Some operators deploy ragweld into environments where database extensions (like pgvector) are provisioned by a DBA and may not be ready on day one. To keep the platform operable:

  • Control-plane routes (corpus registry and configuration) can start immediately, even if pgvector isn't installed yet.
  • Data-plane routes (indexing, retrieval, chat, eval) require vector embeddings and therefore still initialize pgvector.

The change is internal to the server: code that serves these surfaces opens Postgres pools in either "control" or "full" mode. You don't have to flip a setting; it’s automatic per endpoint.

flowchart LR
  A["Control plane\n(repos, config)"] --> B["Pool\n(DSN, mode=control)"]
  C["Data plane\n(index, search, chat, eval)"] --> D["Pool\n(DSN, mode=full)"]
  B --> F["FTS\n(pg_search if present)"]
  D --> E["pgvector\n(required)"]
  D --> F

Which endpoints use which mode?

Surface Examples Schema mode
Corpus registry /api/repos/* control
Configuration (global + per-corpus) /api/config* control
Indexing and estimates /api/index* full
Search and Chat /api/search, /api/chat* full
Evaluation and training /api/eval*, /api/reranker* full

Pydantic is the law

DSN is read from the config field indexing.postgres_url. See Config reference: indexing. If it's not in server/models/tribrid_config_model.py, it doesn't exist.

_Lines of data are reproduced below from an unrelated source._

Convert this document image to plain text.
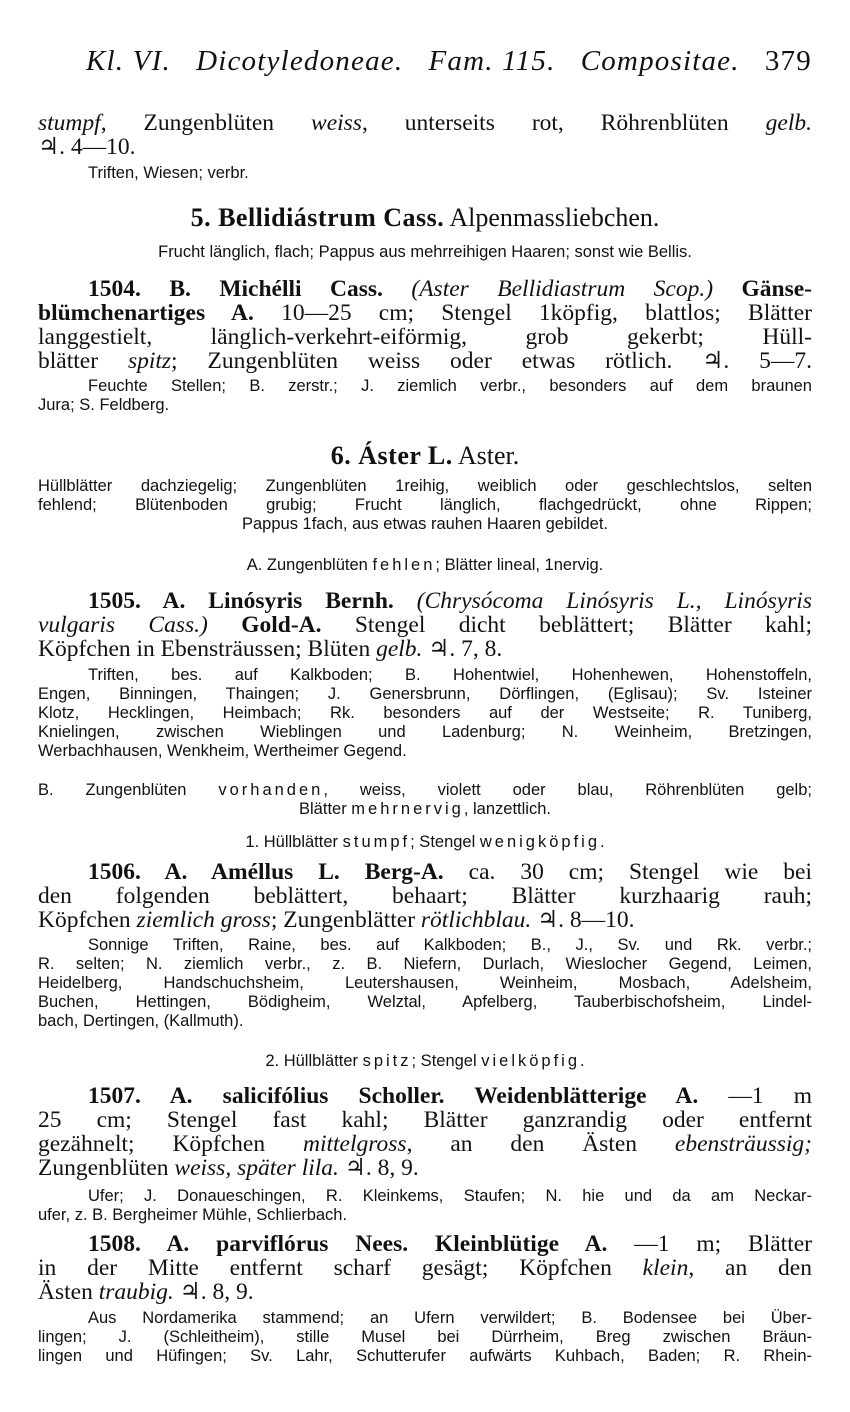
Kl. VI. Dicotyledoneae. Fam. 115. Compositae. 379
stumpf, Zungenblüten weiss, unterseits rot, Röhrenblüten gelb.
♃. 4—10.
Triften, Wiesen; verbr.
5. Bellidiástrum Cass. Alpenmassliebchen.
Frucht länglich, flach; Pappus aus mehrreihigen Haaren; sonst wie Bellis.
1504. B. Michélli Cass. (Aster Bellidiastrum Scop.) Gänse-
blümchenartiges A. 10—25 cm; Stengel 1köpfig, blattlos; Blätter
langgestielt, länglich-verkehrt-eiförmig, grob gekerbt; Hüll-
blätter spitz; Zungenblüten weiss oder etwas rötlich. ♃. 5—7.
Feuchte Stellen; B. zerstr.; J. ziemlich verbr., besonders auf dem braunen
Jura; S. Feldberg.
6. Áster L. Aster.
Hüllblätter dachziegelig; Zungenblüten 1reihig, weiblich oder geschlechtslos, selten
fehlend; Blütenboden grubig; Frucht länglich, flachgedrückt, ohne Rippen;
Pappus 1fach, aus etwas rauhen Haaren gebildet.
A. Zungenblüten fehlen; Blätter lineal, 1nervig.
1505. A. Linósyris Bernh. (Chrysócoma Linósyris L., Linósyris
vulgaris Cass.) Gold-A. Stengel dicht beblättert; Blätter kahl;
Köpfchen in Ebensträussen; Blüten gelb. ♃. 7, 8.
Triften, bes. auf Kalkboden; B. Hohentwiel, Hohenhewen, Hohenstoffeln,
Engen, Binningen, Thaingen; J. Genersbrunn, Dörflingen, (Eglisau); Sv. Isteiner
Klotz, Hecklingen, Heimbach; Rk. besonders auf der Westseite; R. Tuniberg,
Knielingen, zwischen Wieblingen und Ladenburg; N. Weinheim, Bretzingen,
Werbachhausen, Wenkheim, Wertheimer Gegend.
B. Zungenblüten vorhanden, weiss, violett oder blau, Röhrenblüten gelb;
Blätter mehrnervig, lanzettlich.
1. Hüllblätter stumpf; Stengel wenigköpfig.
1506. A. Améllus L. Berg-A. ca. 30 cm; Stengel wie bei
den folgenden beblättert, behaart; Blätter kurzhaarig rauh;
Köpfchen ziemlich gross; Zungenblätter rötlichblau. ♃. 8—10.
Sonnige Triften, Raine, bes. auf Kalkboden; B., J., Sv. und Rk. verbr.;
R. selten; N. ziemlich verbr., z. B. Niefern, Durlach, Wieslocher Gegend, Leimen,
Heidelberg, Handschuchsheim, Leutershausen, Weinheim, Mosbach, Adelsheim,
Buchen, Hettingen, Bödigheim, Welztal, Apfelberg, Tauberbischofsheim, Lindel-
bach, Dertingen, (Kallmuth).
2. Hüllblätter spitz; Stengel vielköpfig.
1507. A. salicifólius Scholler. Weidenblätterige A. —1 m
25 cm; Stengel fast kahl; Blätter ganzrandig oder entfernt
gezähnelt; Köpfchen mittelgross, an den Ästen ebensträussig;
Zungenblüten weiss, später lila. ♃. 8, 9.
Ufer; J. Donaueschingen, R. Kleinkems, Staufen; N. hie und da am Neckar-
ufer, z. B. Bergheimer Mühle, Schlierbach.
1508. A. parviflórus Nees. Kleinblütige A. —1 m; Blätter
in der Mitte entfernt scharf gesägt; Köpfchen klein, an den
Ästen traubig. ♃. 8, 9.
Aus Nordamerika stammend; an Ufern verwildert; B. Bodensee bei Über-
lingen; J. (Schleitheim), stille Musel bei Dürrheim, Breg zwischen Bräun-
lingen und Hüfingen; Sv. Lahr, Schutterufer aufwärts Kuhbach, Baden; R. Rhein-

Operational impact and benefits

  • Control-plane uptime improves: you can register corpora and edit config before pgvector is installed.
  • Fewer “all or nothing” startup failures: missing pgvector no longer blocks repos/config APIs.
  • Clearer failure surfaces: data-plane requests will fail fast with a helpful message if pgvector is truly required and missing.

If you’re not sure

  • First, verify control-plane: curl -sS http://127.0.0.1:8012/api/ready | jq .
  • Then, verify data-plane: run a small search against a tiny test corpus once embeddings are enabled.

How connection pooling works now

ragweld maintains one async Postgres connection pool per unique (DSN, schema_mode):

  • Keyed by pair: same DSN yields two pools if both modes are used.
  • Pools initialize different schemas:
  • control: creates control tables, attempts pg_search, skips pgvector.
  • full: ensures pgvector and all data-plane tables (chunks, embeddings, semantic cache, etc.).
  • This keeps control-plane healthy even if pgvector is temporarily unavailable.

Pool lifecycle

Pools live for the duration of the backend process. To fully drop pools (for example after DB extension changes), restart the ragweld backend service.

Common scenarios

1) pgvector is not installed yet

  • Control-plane works:
  • /api/repos/* (corpus registry) responds
  • /api/config* (config get/set) responds
  • Data-plane calls may fail early with messages about missing pgvector.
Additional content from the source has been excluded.